Figure 10: Study from Reid and Sigman developing statistical models for CPA-catalysed nucleophilic addition reactions to imines for different classes of nucleophiles [120].

Due to their prominence in organocatalysis, CPAs have been a common catalyst class when considering mechanistically transferable reactions for modelling. Further work on CPA catalysed reactions was performed by Shoja et al. [122], considering a multitude of different reaction types, ranging from hydrogenations to epoxidations and dearomatization reactions. In a further study, the generalisation of the obtained model to reactions involving more complex substrates was demonstrated [123]. For the comparison of different reaction descriptors, Asahara and Miyao [108] considered different CPA-catalysed nucleophilic additions to imines, comprising aza-Mannich reactions and Friedel–Crafts reactions among others. Different reactions were also combined by Liles et al. [124]. For a transfer hydrogenation reaction, the authors used a workflow consisting of training set design, classification, MLR and extrapolation to predict a new class of CPA catalysts with enhanced enantioselectivity. Subsequently, the new catalyst class was tested for cyclodehydration and oxetane desymmetrisation reactions, where a comprehensive model was developed for the three different reactions (Figure 11A).

[1860-5397-20-196-11]

Figure 11: Selected examples of studies where mechanistic transferability was exploited to model multiple reactions together. (A): Liles et al. used univariate classification and MLR to develop a new CPA catalyst achieving high enantioselectivity for transfer hydrogenations. A comprehensive model for multiple reactions was developed under the assumption of mechanistic transferability [124]. (B): List and co-workers employed Support Vector Machines trained on data of different cyclisations to find an optimal catalyst for tetrahydropyran synthesis [107]. R = general residue, Ar = aromatic residue.
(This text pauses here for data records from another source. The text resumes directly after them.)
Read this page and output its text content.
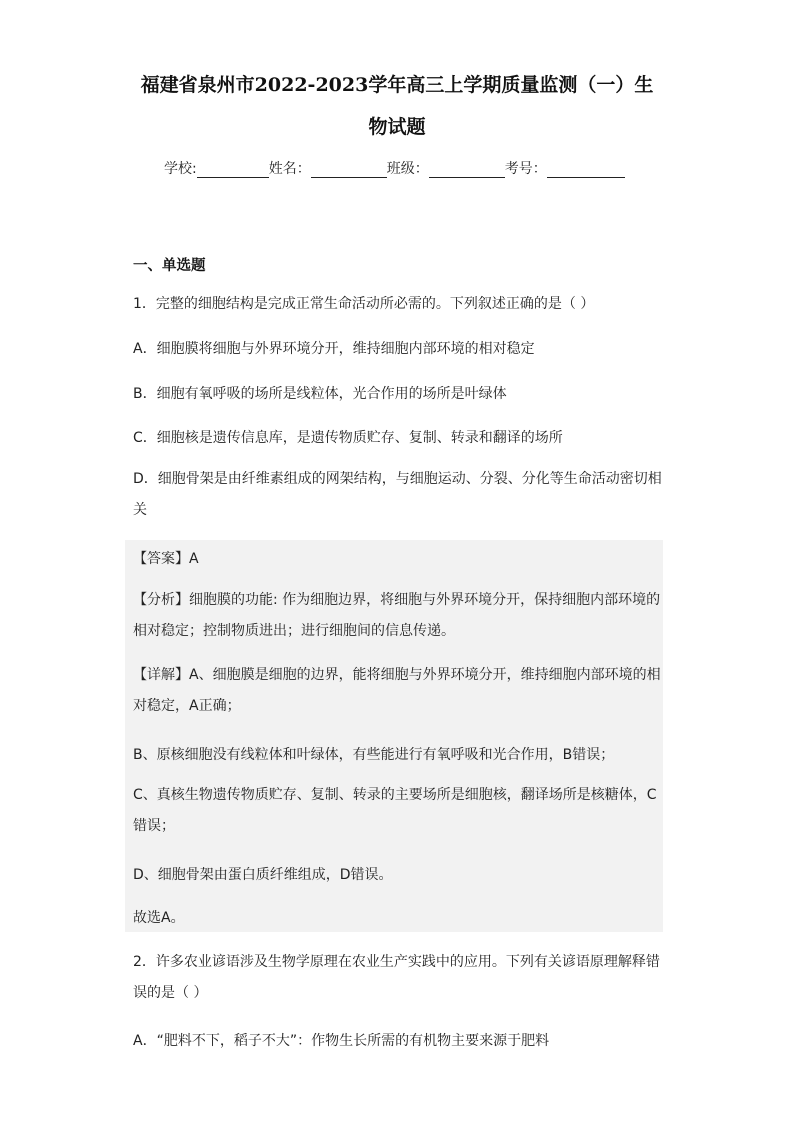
福建省泉州市2022-2023学年高三上学期质量监测（一）生
物试题
学校:	姓名：	班级：	考号：
一、单选题
1．完整的细胞结构是完成正常生命活动所必需的。下列叙述正确的是（ ）
A．细胞膜将细胞与外界环境分开，维持细胞内部环境的相对稳定
B．细胞有氧呼吸的场所是线粒体，光合作用的场所是叶绿体
C．细胞核是遗传信息库，是遗传物质贮存、复制、转录和翻译的场所
D．细胞骨架是由纤维素组成的网架结构，与细胞运动、分裂、分化等生命活动密切相关
【答案】A
【分析】细胞膜的功能: 作为细胞边界，将细胞与外界环境分开，保持细胞内部环境的相对稳定；控制物质进出；进行细胞间的信息传递。
【详解】A、细胞膜是细胞的边界，能将细胞与外界环境分开，维持细胞内部环境的相对稳定，A正确；
B、原核细胞没有线粒体和叶绿体，有些能进行有氧呼吸和光合作用，B错误；
C、真核生物遗传物质贮存、复制、转录的主要场所是细胞核，翻译场所是核糖体，C错误；
D、细胞骨架由蛋白质纤维组成，D错误。
故选A。
2．许多农业谚语涉及生物学原理在农业生产实践中的应用。下列有关谚语原理解释错误的是（ ）
A．“肥料不下，稻子不大”：作物生长所需的有机物主要来源于肥料
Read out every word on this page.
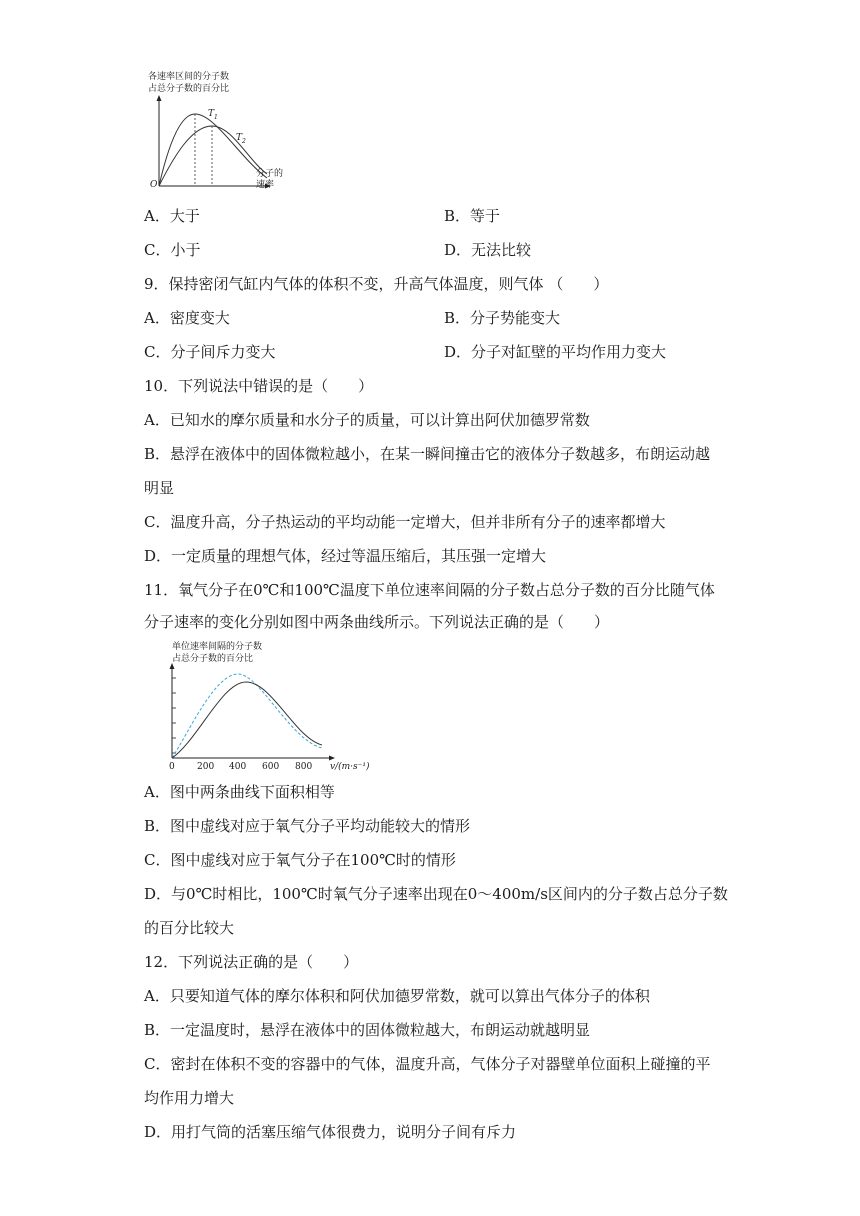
各速率区间的分子数
占总分子数的百分比
$T_1$
$T_2$
O
分子的
速率
A．大于	B．等于
C．小于	D．无法比较
9．保持密闭气缸内气体的体积不变，升高气体温度，则气体 （　　）
A．密度变大	B．分子势能变大
C．分子间斥力变大	D．分子对缸壁的平均作用力变大
10．下列说法中错误的是（　　）
A．已知水的摩尔质量和水分子的质量，可以计算出阿伏加德罗常数
B．悬浮在液体中的固体微粒越小，在某一瞬间撞击它的液体分子数越多，布朗运动越
明显
C．温度升高，分子热运动的平均动能一定增大，但并非所有分子的速率都增大
D．一定质量的理想气体，经过等温压缩后，其压强一定增大
11．氧气分子在0℃和100℃温度下单位速率间隔的分子数占总分子数的百分比随气体
分子速率的变化分别如图中两条曲线所示。下列说法正确的是（　　）
单位速率间隔的分子数
占总分子数的百分比
0 200 400 600 800 v/(m·s⁻¹)
A．图中两条曲线下面积相等
B．图中虚线对应于氧气分子平均动能较大的情形
C．图中虚线对应于氧气分子在100℃时的情形
D．与0℃时相比，100℃时氧气分子速率出现在0～400m/s区间内的分子数占总分子数
的百分比较大
12．下列说法正确的是（　　）
A．只要知道气体的摩尔体积和阿伏加德罗常数，就可以算出气体分子的体积
B．一定温度时，悬浮在液体中的固体微粒越大，布朗运动就越明显
C．密封在体积不变的容器中的气体，温度升高，气体分子对器壁单位面积上碰撞的平
均作用力增大
D．用打气筒的活塞压缩气体很费力，说明分子间有斥力
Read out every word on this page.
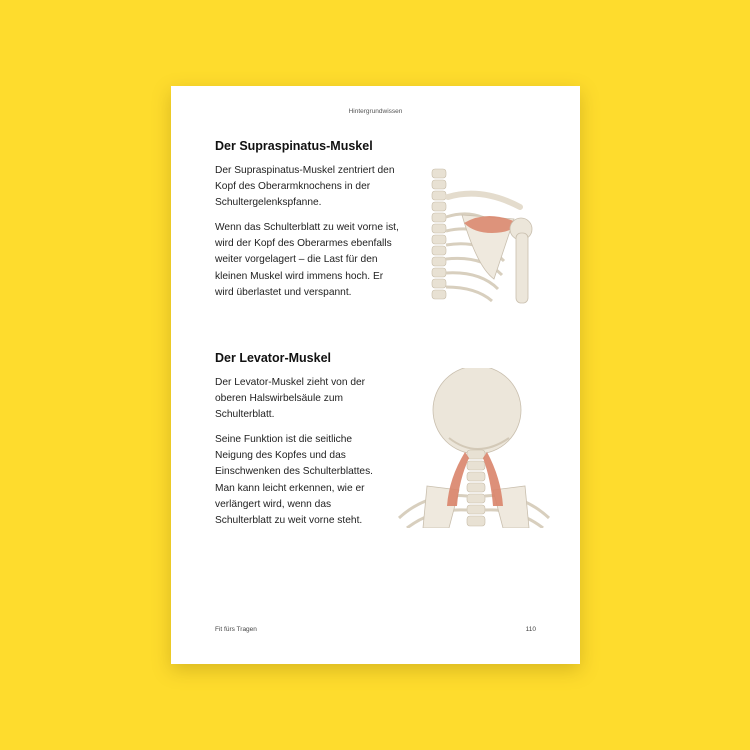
Hintergrundwissen
Der Supraspinatus-Muskel

Der Supraspinatus-Muskel zentriert den Kopf des Oberarmknochens in der Schultergelenkspfanne.

Wenn das Schulterblatt zu weit vorne ist, wird der Kopf des Oberarmes ebenfalls weiter vorgelagert – die Last für den kleinen Muskel wird immens hoch. Er wird überlastet und verspannt.

Der Levator-Muskel

Der Levator-Muskel zieht von der oberen Halswirbelsäule zum Schulterblatt.

Seine Funktion ist die seitliche Neigung des Kopfes und das Einschwenken des Schulterblattes. Man kann leicht erkennen, wie er verlängert wird, wenn das Schulterblatt zu weit vorne steht.

Fit fürs Tragen	110
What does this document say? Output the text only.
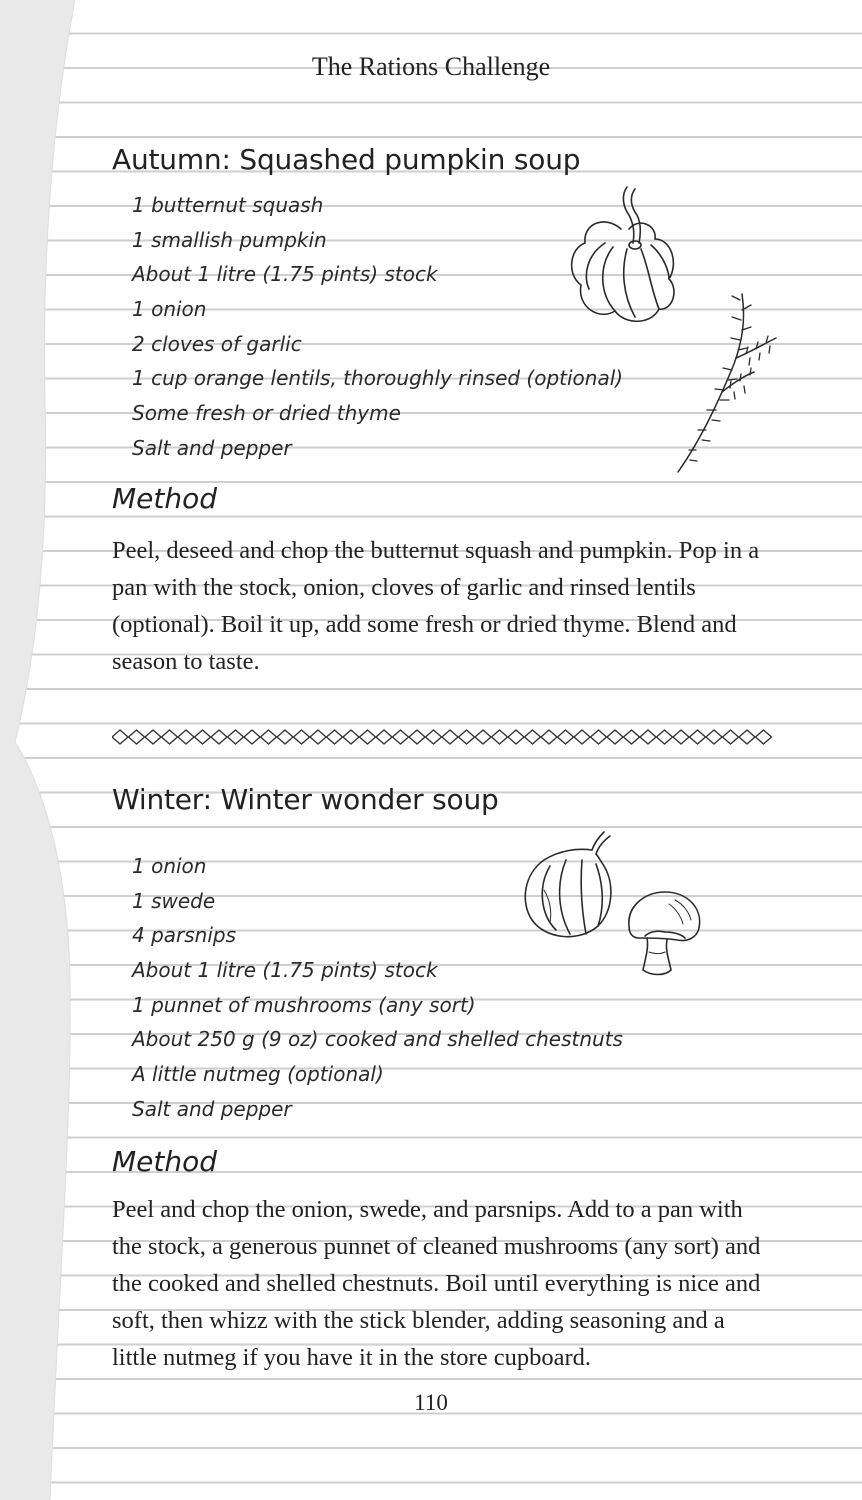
The Rations Challenge
Autumn: Squashed pumpkin soup
1 butternut squash
1 smallish pumpkin
About 1 litre (1.75 pints) stock
1 onion
2 cloves of garlic
1 cup orange lentils, thoroughly rinsed (optional)
Some fresh or dried thyme
Salt and pepper
Method

Peel, deseed and chop the butternut squash and pumpkin. Pop in a pan with the stock, onion, cloves of garlic and rinsed lentils (optional). Boil it up, add some fresh or dried thyme. Blend and season to taste.

Winter: Winter wonder soup
1 onion
1 swede
4 parsnips
About 1 litre (1.75 pints) stock
1 punnet of mushrooms (any sort)
About 250 g (9 oz) cooked and shelled chestnuts
A little nutmeg (optional)
Salt and pepper
Method

Peel and chop the onion, swede, and parsnips. Add to a pan with the stock, a generous punnet of cleaned mushrooms (any sort) and the cooked and shelled chestnuts. Boil until everything is nice and soft, then whizz with the stick blender, adding seasoning and a little nutmeg if you have it in the store cupboard.

110
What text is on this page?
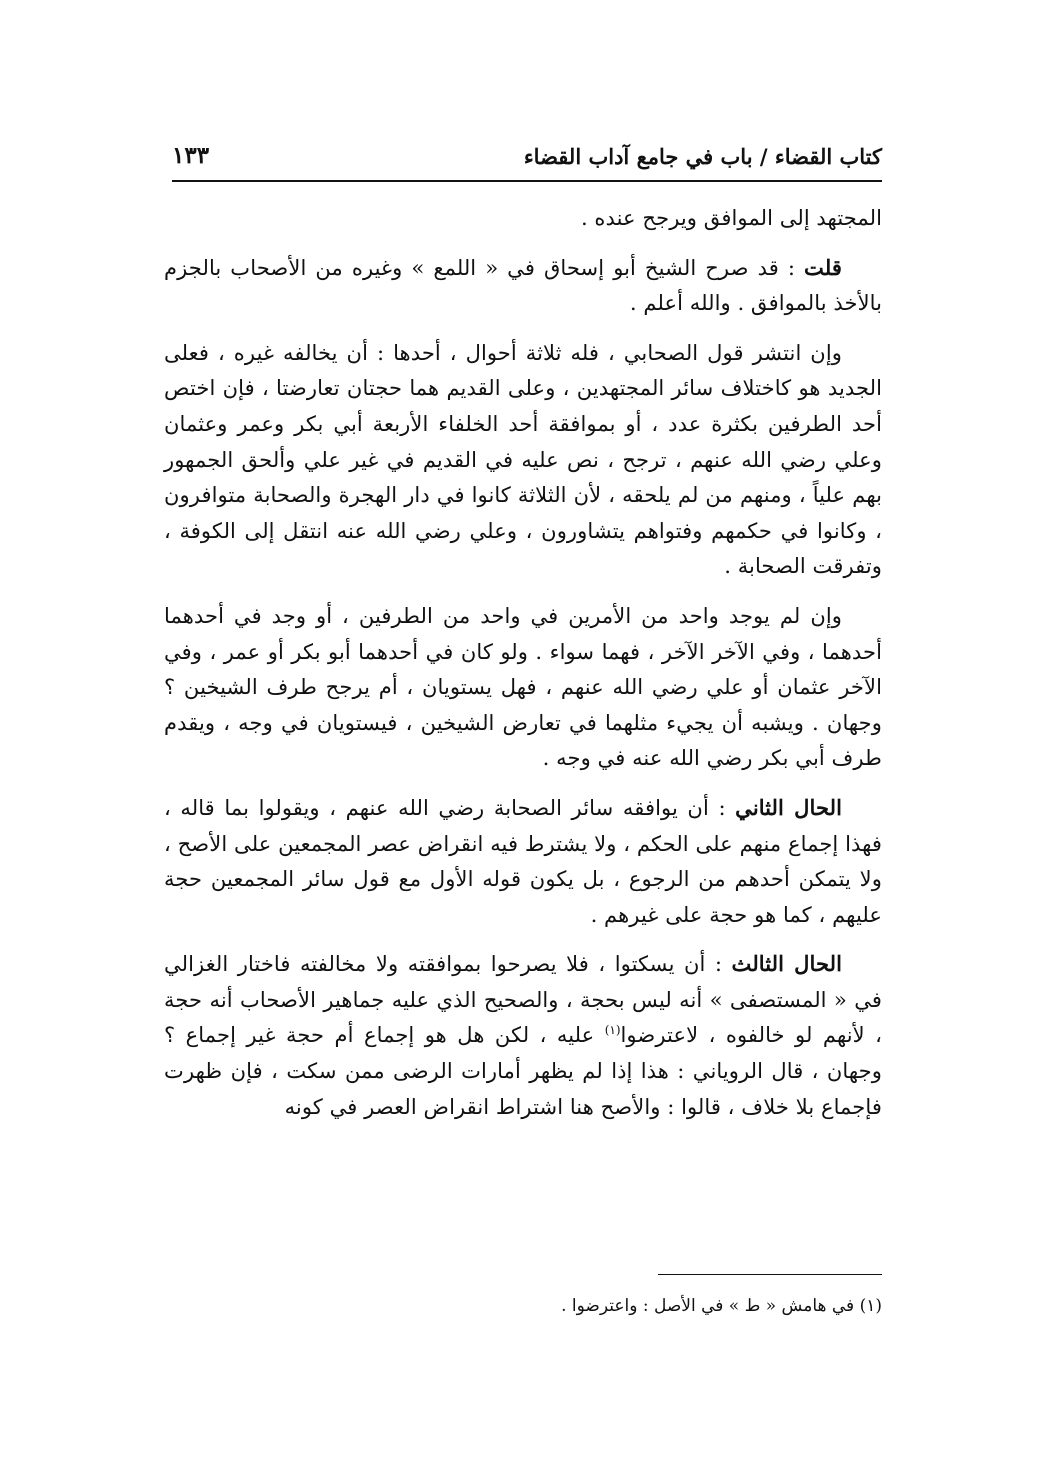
كتاب القضاء / باب في جامع آداب القضاء
١٣٣

المجتهد إلى الموافق ويرجح عنده .

قلت : قد صرح الشيخ أبو إسحاق في « اللمع » وغيره من الأصحاب بالجزم بالأخذ بالموافق . والله أعلم .

وإن انتشر قول الصحابي ، فله ثلاثة أحوال ، أحدها : أن يخالفه غيره ، فعلى الجديد هو كاختلاف سائر المجتهدين ، وعلى القديم هما حجتان تعارضتا ، فإن اختص أحد الطرفين بكثرة عدد ، أو بموافقة أحد الخلفاء الأربعة أبي بكر وعمر وعثمان وعلي رضي الله عنهم ، ترجح ، نص عليه في القديم في غير علي وألحق الجمهور بهم علياً ، ومنهم من لم يلحقه ، لأن الثلاثة كانوا في دار الهجرة والصحابة متوافرون ، وكانوا في حكمهم وفتواهم يتشاورون ، وعلي رضي الله عنه انتقل إلى الكوفة ، وتفرقت الصحابة .

وإن لم يوجد واحد من الأمرين في واحد من الطرفين ، أو وجد في أحدهما أحدهما ، وفي الآخر الآخر ، فهما سواء . ولو كان في أحدهما أبو بكر أو عمر ، وفي الآخر عثمان أو علي رضي الله عنهم ، فهل يستويان ، أم يرجح طرف الشيخين ؟ وجهان . ويشبه أن يجيء مثلهما في تعارض الشيخين ، فيستويان في وجه ، ويقدم طرف أبي بكر رضي الله عنه في وجه .

الحال الثاني : أن يوافقه سائر الصحابة رضي الله عنهم ، ويقولوا بما قاله ، فهذا إجماع منهم على الحكم ، ولا يشترط فيه انقراض عصر المجمعين على الأصح ، ولا يتمكن أحدهم من الرجوع ، بل يكون قوله الأول مع قول سائر المجمعين حجة عليهم ، كما هو حجة على غيرهم .

الحال الثالث : أن يسكتوا ، فلا يصرحوا بموافقته ولا مخالفته فاختار الغزالي في « المستصفى » أنه ليس بحجة ، والصحيح الذي عليه جماهير الأصحاب أنه حجة ، لأنهم لو خالفوه ، لاعترضوا$^{(١)}$ عليه ، لكن هل هو إجماع أم حجة غير إجماع ؟ وجهان ، قال الروياني : هذا إذا لم يظهر أمارات الرضى ممن سكت ، فإن ظهرت فإجماع بلا خلاف ، قالوا : والأصح هنا اشتراط انقراض العصر في كونه

(١) في هامش « ط » في الأصل : واعترضوا .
Mechanistic model transferability for CPA-catalysed Minisci reactions [125] was utilised for the derivatization of quinolines and pyridines. Models trained on these compound classes show good generalisation towards other nitrogen-containing heteroaromatics including pyrimidines and pyrazines.

The importance of mechanistic understanding for model building was underlined by Kuang et al. [126], where the authors considered multi-catalyst enantioselective reactions, where one catalyst was an organocatalyst, either CPA or an amine. The co-catalyst was included in the ML model by being considered as a nucleophile or electrophile, depending on the reaction mechanism. Descriptors allowed for the inclusion of a variety of co-catalysts, ranging from Fe-piano stool complexes to copper complexes. The consideration of co-catalysis into model development further expands the considerable reaction space in organocatalysis.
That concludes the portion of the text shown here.